CAD Program Moves Toward Push-Button Manufacturing

Fusion 360 is looking more and more like Autodesk’s CAD software of the future. Solid modeling, cloud-based, built-in collaboration and equally at home on an iPad as on as desktop, it performs in every way future engineers will be creating and manufacturing. It’s making Inventor and especially AutoCAD look like the dowdy aunts who can’t keep up with the kids at the family reunion sack race.

Send your model right to Proto Labs from the recent version of Fusion 360.

And with just one additional menu pick, Fusion 360 has jumped to the head of the pack for all modern design applications. You can now elect to send your 3D model to Proto Labs from within the Fusion 360 interface. Proto Labs will ship you the part in a few days.

With that one additional menu pick, Autodesk, which has forever shown you parts on the screen, has provided a way to have parts in your hand. No trying to whittle a prototype from wood, no trying to find a buddy with a lathe in his workshop or Googling a 3D printer. Pick Proto Labs from the menu, and your part is sent to a place with a hundred CNC machines just waiting to do your bidding.

While the process is not completely seamless (there may be some back and forth about what feature can be made, some choices about materials, some haggling about the cost — you get a quote from Protomold before it cuts), the fact that a CAD program sends a part to a service to be created is significant.

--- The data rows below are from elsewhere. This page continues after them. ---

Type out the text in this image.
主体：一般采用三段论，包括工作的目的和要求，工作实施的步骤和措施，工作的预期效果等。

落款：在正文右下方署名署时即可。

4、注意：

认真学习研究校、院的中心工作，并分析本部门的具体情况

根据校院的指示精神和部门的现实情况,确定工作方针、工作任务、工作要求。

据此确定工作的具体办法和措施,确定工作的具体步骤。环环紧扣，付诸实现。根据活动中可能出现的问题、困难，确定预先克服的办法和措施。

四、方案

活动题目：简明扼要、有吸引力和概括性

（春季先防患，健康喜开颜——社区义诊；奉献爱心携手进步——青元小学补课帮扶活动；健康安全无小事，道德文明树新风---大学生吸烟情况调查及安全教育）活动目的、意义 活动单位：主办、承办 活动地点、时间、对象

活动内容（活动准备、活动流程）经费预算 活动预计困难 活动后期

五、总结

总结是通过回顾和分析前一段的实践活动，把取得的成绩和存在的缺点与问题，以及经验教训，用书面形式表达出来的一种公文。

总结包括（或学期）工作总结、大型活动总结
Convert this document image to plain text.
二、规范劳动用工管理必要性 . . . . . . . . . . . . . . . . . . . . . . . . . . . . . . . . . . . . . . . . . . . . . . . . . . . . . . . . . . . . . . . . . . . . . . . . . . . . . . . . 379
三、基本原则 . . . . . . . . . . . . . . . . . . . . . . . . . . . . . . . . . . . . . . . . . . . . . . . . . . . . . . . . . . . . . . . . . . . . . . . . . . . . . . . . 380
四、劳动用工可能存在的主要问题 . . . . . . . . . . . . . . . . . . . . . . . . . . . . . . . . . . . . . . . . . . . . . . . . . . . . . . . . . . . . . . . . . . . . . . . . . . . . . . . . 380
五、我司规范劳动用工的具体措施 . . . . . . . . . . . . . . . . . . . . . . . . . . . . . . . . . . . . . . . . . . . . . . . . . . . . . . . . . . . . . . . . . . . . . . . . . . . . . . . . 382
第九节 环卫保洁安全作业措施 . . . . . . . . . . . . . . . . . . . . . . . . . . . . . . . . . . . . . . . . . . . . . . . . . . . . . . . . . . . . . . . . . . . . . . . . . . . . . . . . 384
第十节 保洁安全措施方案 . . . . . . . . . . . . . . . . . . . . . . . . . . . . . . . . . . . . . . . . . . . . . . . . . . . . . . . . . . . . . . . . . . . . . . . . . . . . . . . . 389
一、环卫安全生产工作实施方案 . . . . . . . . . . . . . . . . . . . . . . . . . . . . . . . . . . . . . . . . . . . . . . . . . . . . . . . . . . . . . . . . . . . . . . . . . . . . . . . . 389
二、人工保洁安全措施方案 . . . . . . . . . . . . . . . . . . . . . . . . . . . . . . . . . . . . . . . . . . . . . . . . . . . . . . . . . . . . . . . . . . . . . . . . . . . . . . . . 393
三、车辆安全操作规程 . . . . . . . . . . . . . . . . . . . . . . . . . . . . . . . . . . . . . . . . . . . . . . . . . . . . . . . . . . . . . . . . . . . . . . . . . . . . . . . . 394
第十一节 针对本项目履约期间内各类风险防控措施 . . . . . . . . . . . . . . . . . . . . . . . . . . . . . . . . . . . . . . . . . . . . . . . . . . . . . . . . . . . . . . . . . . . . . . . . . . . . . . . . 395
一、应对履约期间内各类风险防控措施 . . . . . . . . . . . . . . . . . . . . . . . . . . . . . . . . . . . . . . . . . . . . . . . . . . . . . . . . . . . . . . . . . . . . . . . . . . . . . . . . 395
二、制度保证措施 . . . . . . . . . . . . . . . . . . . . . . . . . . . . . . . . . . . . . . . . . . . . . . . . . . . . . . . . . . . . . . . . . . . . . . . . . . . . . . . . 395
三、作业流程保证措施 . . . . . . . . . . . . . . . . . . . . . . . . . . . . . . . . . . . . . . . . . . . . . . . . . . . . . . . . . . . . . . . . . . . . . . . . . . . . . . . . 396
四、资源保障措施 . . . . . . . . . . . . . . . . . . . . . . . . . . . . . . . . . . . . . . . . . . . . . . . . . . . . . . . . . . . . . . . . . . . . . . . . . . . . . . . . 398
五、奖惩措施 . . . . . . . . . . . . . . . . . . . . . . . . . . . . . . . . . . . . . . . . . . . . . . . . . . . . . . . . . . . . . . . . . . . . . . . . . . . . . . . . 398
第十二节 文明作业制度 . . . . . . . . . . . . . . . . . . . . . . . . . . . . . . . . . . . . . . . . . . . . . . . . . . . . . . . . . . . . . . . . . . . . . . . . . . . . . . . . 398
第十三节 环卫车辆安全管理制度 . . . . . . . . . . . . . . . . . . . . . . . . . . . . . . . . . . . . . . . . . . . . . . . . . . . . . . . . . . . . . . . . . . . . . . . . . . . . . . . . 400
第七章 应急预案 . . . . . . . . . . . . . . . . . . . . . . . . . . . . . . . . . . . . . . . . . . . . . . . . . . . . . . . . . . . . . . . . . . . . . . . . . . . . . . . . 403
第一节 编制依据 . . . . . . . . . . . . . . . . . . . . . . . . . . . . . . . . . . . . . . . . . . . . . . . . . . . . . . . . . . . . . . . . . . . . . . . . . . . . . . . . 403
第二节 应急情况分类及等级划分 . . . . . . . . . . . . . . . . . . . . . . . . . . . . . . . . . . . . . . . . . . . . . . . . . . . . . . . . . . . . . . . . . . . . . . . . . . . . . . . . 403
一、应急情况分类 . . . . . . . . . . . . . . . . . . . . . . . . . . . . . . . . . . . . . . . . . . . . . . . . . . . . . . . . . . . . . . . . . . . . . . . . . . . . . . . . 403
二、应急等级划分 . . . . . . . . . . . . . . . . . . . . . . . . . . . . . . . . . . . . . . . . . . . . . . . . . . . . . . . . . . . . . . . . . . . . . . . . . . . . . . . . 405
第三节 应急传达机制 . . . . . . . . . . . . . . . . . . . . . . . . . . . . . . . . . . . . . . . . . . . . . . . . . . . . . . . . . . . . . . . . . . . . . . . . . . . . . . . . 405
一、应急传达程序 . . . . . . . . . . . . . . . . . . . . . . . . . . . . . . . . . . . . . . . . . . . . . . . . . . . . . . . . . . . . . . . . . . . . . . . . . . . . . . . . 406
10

While every CAD program can interface with CAM, this is way better. I don’t have to learn a CAM program. Or depend on a machinist — if I can even find one.

As of yet, Proto Labs can only do molds and machined parts. They hint that 3D printing will be offered next. The service is available only in the U.S.

Hooking up a major CAD company with a major manufacturing operation is an idea whose time has come. This deal is not exclusive to either company, so I look for other arrangement to be made soon. All with the goal of being able to create the parts we have designed — just by pushing a button.